The Ditchers or Diehards were groupings of British nobility, who had decided to take a "last-ditch" stand against the Liberal government's reforms to the constitution.

==History==
=== Background ===
In 1910, Liberal Prime Minister H. H. Asquith introduced the Parliament Bill, which would have removed the House of Lords' right to permanently block Bills coming up from the House of Commons. The Bill repeatedly passed the Commons by a large majority, but remained stalled in the House of Lords, which was largely made up of Conservatives and had no intention of seeing its powers reduced.

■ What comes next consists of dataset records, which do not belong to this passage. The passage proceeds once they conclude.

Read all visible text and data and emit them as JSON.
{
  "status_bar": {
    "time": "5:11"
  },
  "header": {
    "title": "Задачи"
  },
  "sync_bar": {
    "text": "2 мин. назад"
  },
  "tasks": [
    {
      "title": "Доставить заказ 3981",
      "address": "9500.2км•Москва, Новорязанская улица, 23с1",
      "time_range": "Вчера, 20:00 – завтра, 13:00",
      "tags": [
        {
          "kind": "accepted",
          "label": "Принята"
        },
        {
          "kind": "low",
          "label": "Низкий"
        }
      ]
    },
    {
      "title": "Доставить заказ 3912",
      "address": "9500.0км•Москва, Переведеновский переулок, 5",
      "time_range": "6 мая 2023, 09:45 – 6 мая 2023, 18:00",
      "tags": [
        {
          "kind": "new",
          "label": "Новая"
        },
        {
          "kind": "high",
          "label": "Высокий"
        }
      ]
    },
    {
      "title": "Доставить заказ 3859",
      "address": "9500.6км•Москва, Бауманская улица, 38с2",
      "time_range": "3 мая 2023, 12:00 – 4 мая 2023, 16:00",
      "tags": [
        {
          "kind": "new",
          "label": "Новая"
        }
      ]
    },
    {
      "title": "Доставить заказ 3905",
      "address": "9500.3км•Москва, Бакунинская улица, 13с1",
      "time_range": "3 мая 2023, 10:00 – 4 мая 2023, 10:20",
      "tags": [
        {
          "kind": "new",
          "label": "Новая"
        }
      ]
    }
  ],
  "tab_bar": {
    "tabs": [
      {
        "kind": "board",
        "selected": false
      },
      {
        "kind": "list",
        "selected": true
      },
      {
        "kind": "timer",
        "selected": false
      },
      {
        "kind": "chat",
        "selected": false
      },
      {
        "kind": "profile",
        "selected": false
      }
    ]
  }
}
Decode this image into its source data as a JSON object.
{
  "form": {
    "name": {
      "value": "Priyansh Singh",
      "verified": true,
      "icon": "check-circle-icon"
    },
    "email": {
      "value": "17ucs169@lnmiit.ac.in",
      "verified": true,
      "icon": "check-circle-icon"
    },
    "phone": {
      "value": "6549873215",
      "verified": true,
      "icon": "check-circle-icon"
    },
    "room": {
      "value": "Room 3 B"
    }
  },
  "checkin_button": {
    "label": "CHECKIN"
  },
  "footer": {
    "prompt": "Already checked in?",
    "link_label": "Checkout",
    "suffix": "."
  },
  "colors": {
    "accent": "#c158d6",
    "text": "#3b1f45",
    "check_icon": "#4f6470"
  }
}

In order to force through the passage of the bill, Asquith asked King George V to create enough Liberal peers to give supporters of the draft law a majority in the House of Lords. The King agreed, but stated he would have done so only if the Lords rejected the Bill another time. In the aftermath of this new announcement, those who had until then opposed the bill divided in two factions: the hedgers and the ditchers or die-hards.

=== Hedgers ===
Those who reluctantly decided to vote for Asquith's proposal were called "hedgers", a term used to define investors who "play it safe" and avoid risk as much as possible. They believed that voting for the bill (even though they did not support it) was worth if it meant avoiding the mass appointment of Liberal peers, which would have caused Conservative peers to lose any semblance political influence, and turn the upper chamber into rubber stamp for Liberal governments. They reasoned that the bill was going to pass regardless of whether they would have voted in favour or against: had the bill been voted down by the Lords, the Government would have simply followed through on its threat and appointed enough Liberal peers to pass it.

=== Ditchers ===
Those who decided to take a principled stand against the Bill, feeling unable to vote for something they did not truly support, were called "last ditchers" or "die-hards". This latter category was mostly made up of Tory farmers, landowners, and aristocracy, who were staunchly opposed to all social 'equalitarian' reforms limiting the privileges of the Nobility.

=== Passage of the bill ===
The Parliament Bill passed in the House of Lords on 11 August 1911 with 131 votes in favor and 114 against; it was enacted as the Parliament Act 1911 shortly thereafter.